US FederalWhat are the tax advantages of a Roth IRA for estate planning?
Roth IRAs offer significant estate planning advantages: tax-free growth and withdrawals for beneficiaries, no required minimum distributions (RMDs) during the owner’s lifetime, and the ability to pass tax-free assets to heirs.
What the Law Says
While 26 U.S.C. § 401 governs qualified employer-sponsored plans like 401(k)s and pensions, Roth IRAs are primarily governed by 26 U.S.C. § 408A — not provided in the prompt. However, § 401 is referenced here for contrast: it mandates RMDs for traditional qualified plans, highlighting a key distinction that makes Roth IRAs uniquely advantageous for estate planning.
Roth IRAs are authorized under Internal Revenue Code § 408A (not listed in your statutes), but the contrast with § 401 helps clarify their estate planning value. Section 401 requires participants in qualified plans (e.g., 401(k)s, pensions) to begin taking required minimum distributions (RMDs) by April 1 of the year after turning 73 (as of 2024 under SECURE 2.0), which reduces the amount available to pass on.
In contrast, Roth IRAs have no RMDs during the original owner’s lifetime — meaning assets can grow tax-free indefinitely. This allows more wealth to be preserved and transferred. Beneficiaries who inherit a Roth IRA must generally withdraw all funds within 10 years (per SECURE Act, 26 U.S.C. § 408A(d)(3)(E)), but those distributions remain tax-free if the account was opened at least five years before the owner’s death.
Contributions to Roth IRAs are made with after-tax dollars, so qualified withdrawals — including earnings — are federally tax-free. This tax-free feature extends to properly designated beneficiaries, making Roth IRAs powerful tools for intergenerational wealth transfer.
Statutory TextA trust shall not constitute a qualified trust under this section unless the plan provides that the entire interest of each employee will be distributed to him (or, in the case of his death, to his beneficiary) not later than the required beginning date…
— 26 U.S.C. § 401(a)(9) — Required distributions
What to Do
Confirm your Roth IRA has been open for at least 5 years to ensure tax-free qualified distributions for beneficiaries.
Designate primary and contingent beneficiaries using your custodian’s official form — beneficiary designations override wills.

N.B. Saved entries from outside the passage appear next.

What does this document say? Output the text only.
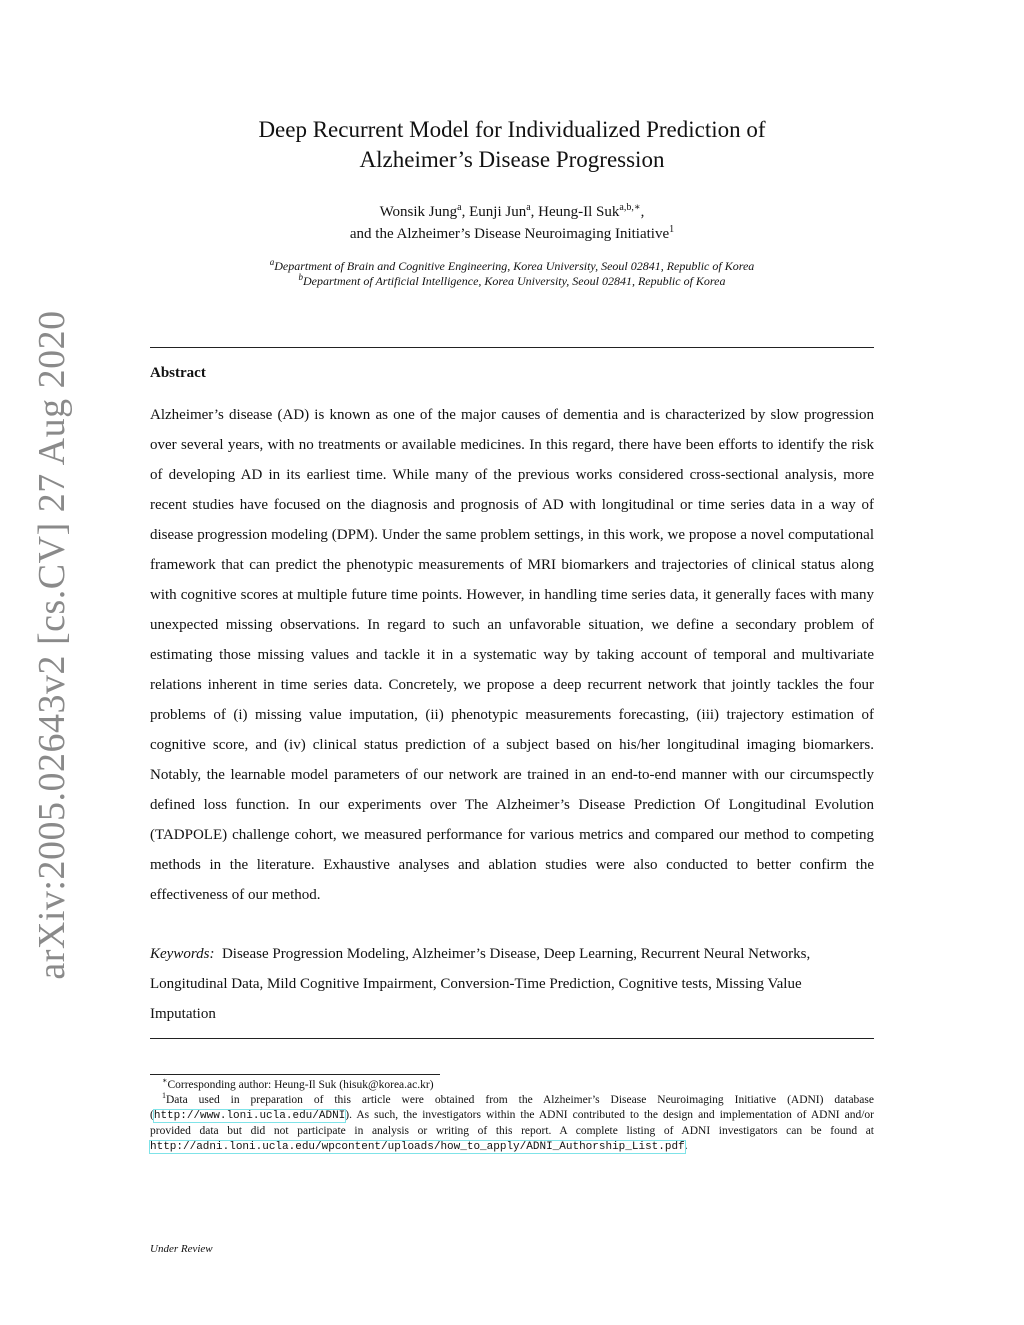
arXiv:2005.02643v2 [cs.CV] 27 Aug 2020
Deep Recurrent Model for Individualized Prediction of
Alzheimer’s Disease Progression
Wonsik Jung$^a$, Eunji Jun$^a$, Heung-Il Suk$^{a,b,∗}$,
and the Alzheimer’s Disease Neuroimaging Initiative$^1$
$^a$Department of Brain and Cognitive Engineering, Korea University, Seoul 02841, Republic of Korea
$^b$Department of Artificial Intelligence, Korea University, Seoul 02841, Republic of Korea
Abstract

Alzheimer’s disease (AD) is known as one of the major causes of dementia and is characterized by slow progression over several years, with no treatments or available medicines. In this regard, there have been efforts to identify the risk of developing AD in its earliest time. While many of the previous works considered cross-sectional analysis, more recent studies have focused on the diagnosis and prognosis of AD with longitudinal or time series data in a way of disease progression modeling (DPM). Under the same problem settings, in this work, we propose a novel computational framework that can predict the phenotypic measurements of MRI biomarkers and trajectories of clinical status along with cognitive scores at multiple future time points. However, in handling time series data, it generally faces with many unexpected missing observations. In regard to such an unfavorable situation, we define a secondary problem of estimating those missing values and tackle it in a systematic way by taking account of temporal and multivariate relations inherent in time series data. Concretely, we propose a deep recurrent network that jointly tackles the four problems of (i) missing value imputation, (ii) phenotypic measurements forecasting, (iii) trajectory estimation of cognitive score, and (iv) clinical status prediction of a subject based on his/her longitudinal imaging biomarkers. Notably, the learnable model parameters of our network are trained in an end-to-end manner with our circumspectly defined loss function. In our experiments over The Alzheimer’s Disease Prediction Of Longitudinal Evolution (TADPOLE) challenge cohort, we measured performance for various metrics and compared our method to competing methods in the literature. Exhaustive analyses and ablation studies were also conducted to better confirm the effectiveness of our method.

Keywords: Disease Progression Modeling, Alzheimer’s Disease, Deep Learning, Recurrent Neural Networks, Longitudinal Data, Mild Cognitive Impairment, Conversion-Time Prediction, Cognitive tests, Missing Value Imputation

∗Corresponding author: Heung-Il Suk (hisuk@korea.ac.kr)

$^1$Data used in preparation of this article were obtained from the Alzheimer’s Disease Neuroimaging Initiative (ADNI) database (http://www.loni.ucla.edu/ADNI). As such, the investigators within the ADNI contributed to the design and implementation of ADNI and/or provided data but did not participate in analysis or writing of this report. A complete listing of ADNI investigators can be found at http://adni.loni.ucla.edu/wpcontent/uploads/how_to_apply/ADNI_Authorship_List.pdf.

Under Review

Consider converting traditional IRA assets to a Roth IRA (subject to income tax on conversion amount) to eliminate future RMDs and lock in tax-free growth.
Review beneficiary designations every 3–5 years or after major life events (marriage, divorce, birth).
Consult a tax advisor or estate planning attorney to model long-term growth and inheritance outcomes.
Sources
Not legal advice. This article is general information based on publicly available sources, written for educational purposes. Laws change and individual situations vary. Consult a licensed attorney in your jurisdiction before acting on anything you read here. Last reviewed: 2026-06-08.